Given a product name, the python program downloads all the images. This includes pagenation also.
Often times, we need to download all the images of products. These images can be useful to gather data for Machine Learning / Deep learning projects.
This program takes 3 inputs from the user :
- Product name : This product name is entered in amazon search box and products are retrieved.
- Number of items : Optional, default 100. These many number of product images to be downloaded.
- Number of pages : optional, default 10. These many number of pages will be traversed to download the product images.
All the downloaded images will be stored in images folder, where name of image is its asin-id (unique amazon product id). Make sure that images folder exists in working directory.
- Selenium : To automate the amazon search and for pagenation
- Beautiful Soup 4 : To parse the html content
- python 3.6
- requests : to download the image from the url
// Linux
python3 -V // Ensure 3.6+
pip3 -V // Ensure... pip3
pip3 install selenium
pip3 install webdriver_manager
pip3 install requests
pip3 install beautifulsoup4
pip3 install lxml
// Linux only
sudo apt install chromium-chromedriver
Make sure all the above mentioned libraries are installed.

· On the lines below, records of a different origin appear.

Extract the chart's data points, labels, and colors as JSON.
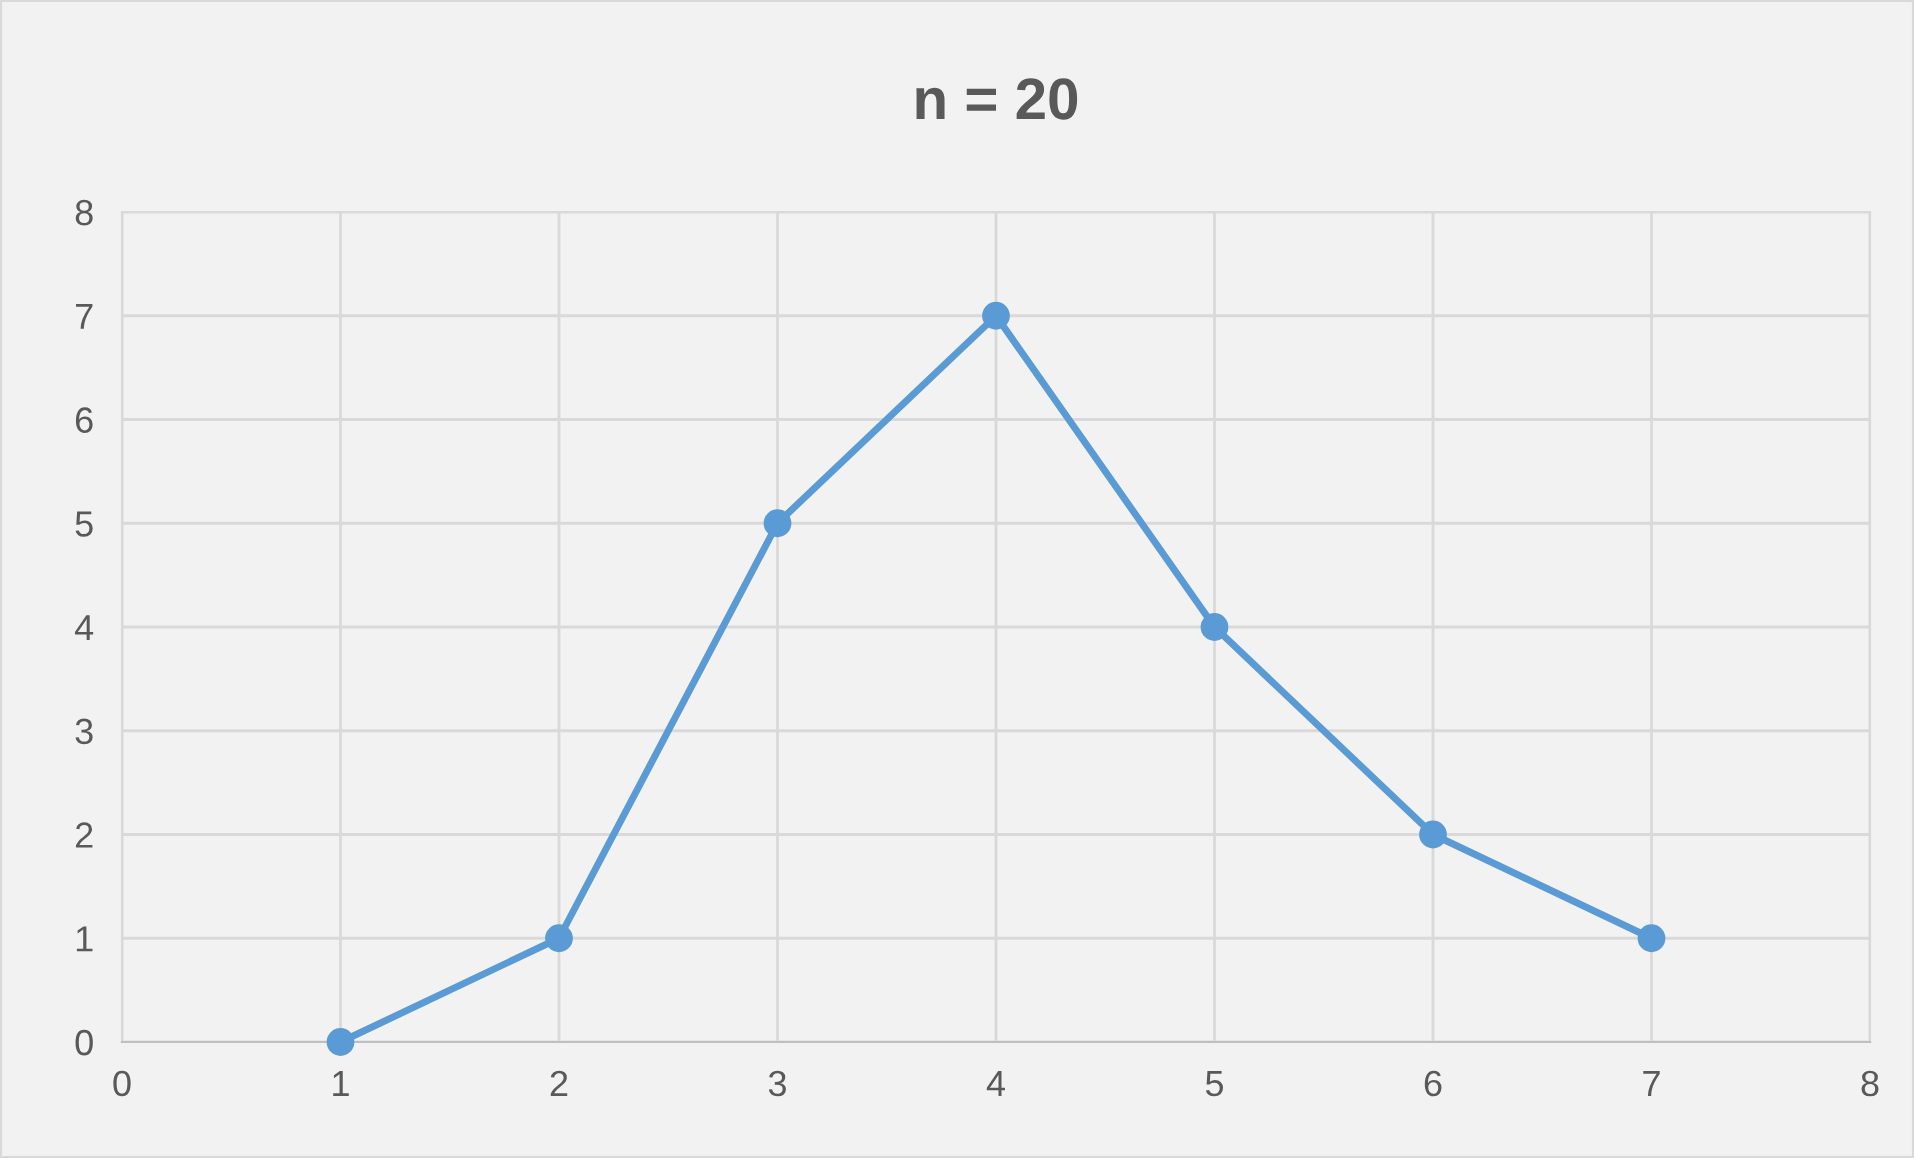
{
  "chart_data": {
    "type": "line",
    "title": "n = 20",
    "x": [
      1,
      2,
      3,
      4,
      5,
      6,
      7
    ],
    "series": [
      {
        "color": "#5b9bd5",
        "values": [
          0,
          1,
          5,
          7,
          4,
          2,
          1
        ]
      }
    ],
    "xlim": [
      0,
      8
    ],
    "xticks": [
      0,
      1,
      2,
      3,
      4,
      5,
      6,
      7,
      8
    ],
    "ylim": [
      0,
      8
    ],
    "yticks": [
      0,
      1,
      2,
      3,
      4,
      5,
      6,
      7,
      8
    ],
    "grid": true,
    "marker": "circle",
    "line_style": "solid"
  }
}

python product_images_downloader.py ( look the output images directory to get the idea !!)
If you're a filthy degenerate hiding behind a proxy and the amazon captcha shows up, run the following
$ python3
from selenium import webdriver
browser = webdriver.Chrome()
browser.get('https://www.amazon.in')
// Solve the captcha
exit()
// Close the browser
That should stave off the bots for a few extra runs.
- Eliminate the images of sponsored products.
- Extracting all the details of product (name, price, ratings) and storing in csv.